Chapitre 5 : Le départ de Mireille Bailly (éd. Lansman)

Actrice pour Axel de Booseré et Maggie Jacquot, qu’on a pu notamment voir dans des films des frères Dardenne ou des pièces de Jacques Delcuvellerie ou Philippe Kessel, Mireille Bailly est également autrice de théâtre (Poids plume, R.H.). Pour le Le Départ, elle a reçu le prix de l’InédiThéâtre, un prix lycéen de pièces alors inédites, après quoi elle a été publiée chez Lansman.

La pièce sera publiée en espagnol (Mexique) en 2021 dans la collection de textes pour adolescents de Los Textos de la Capilla (Segunda Época) sous le titre El Adiós. Le traducteur de la pièce, Boris Schoemann, par ailleurs également metteur en scène, se propose de monter le texte au Mexique avec sa compagnie Los Endebles. On lui doit notamment des traductions de Bernard Marie Koltes, Copi, Heiner Muller, Larry Tremblay ou Wajdi Mouawad…

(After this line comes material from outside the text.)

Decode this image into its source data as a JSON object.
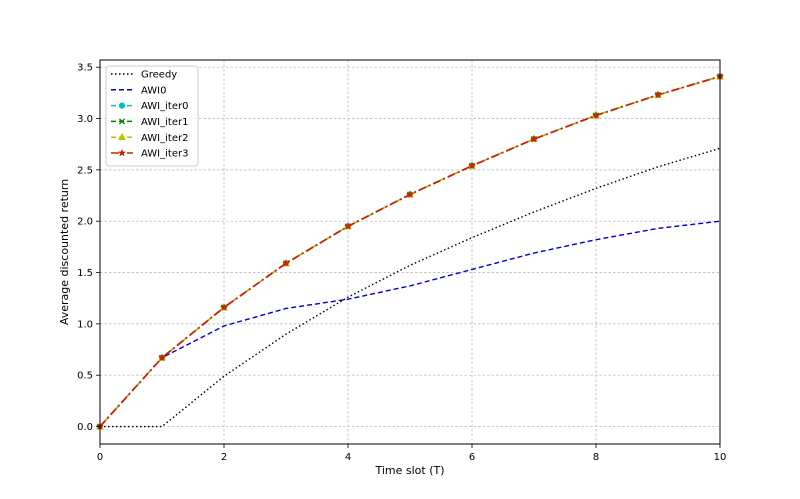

Il nous parle de son ressenti à propos de cette courte pièce grinçante :

« C’est une pièce absurde, surréaliste, pleine d’humour noir, politiquement incorrecte, abordant de manière à la fois subtile et déjantée la violence familiale, la protection exacerbée proche de la castration, le machisme, les rapports de classes, le racisme quotidien […]. Elle est d’une grande intelligence pour mettre le doigt où ça fait mal, sans aucune prétention de dénoncer, seulement de peindre la réalité d’une manière un peu décalée dans un contexte contemporain qui nous interpelle dans toutes les latitudes. L’image idéalisée que les jeunes Mexicains (et leurs ainés) ont de l’Europe sera un peu mise à l’épreuve dans une société tant raciste et fondée sur les rapports de classes comme la mexicaine. […] Après avoir traduit et monté au Mexique des pièces québécoises et mexicaines aux thèmes tabous […], et avoir pu créer une conscience pour ouvrir le théâtre pour jeune public vers des histoires moins “roses” ou “éducatives”, j’ai maintenant le désir de monter et diffuser des oeuvres moins poétiques […]. J’ai toujours été convaincu que les jeunes sont très réceptifs à l’humour, même s’il est déplacé, et que c’est une des armes qui restent pour les artistes de pouvoir trouver un terrain commun pour une discussion qui sortira des sentiers battus et de thèmes et formes socialement acceptés.»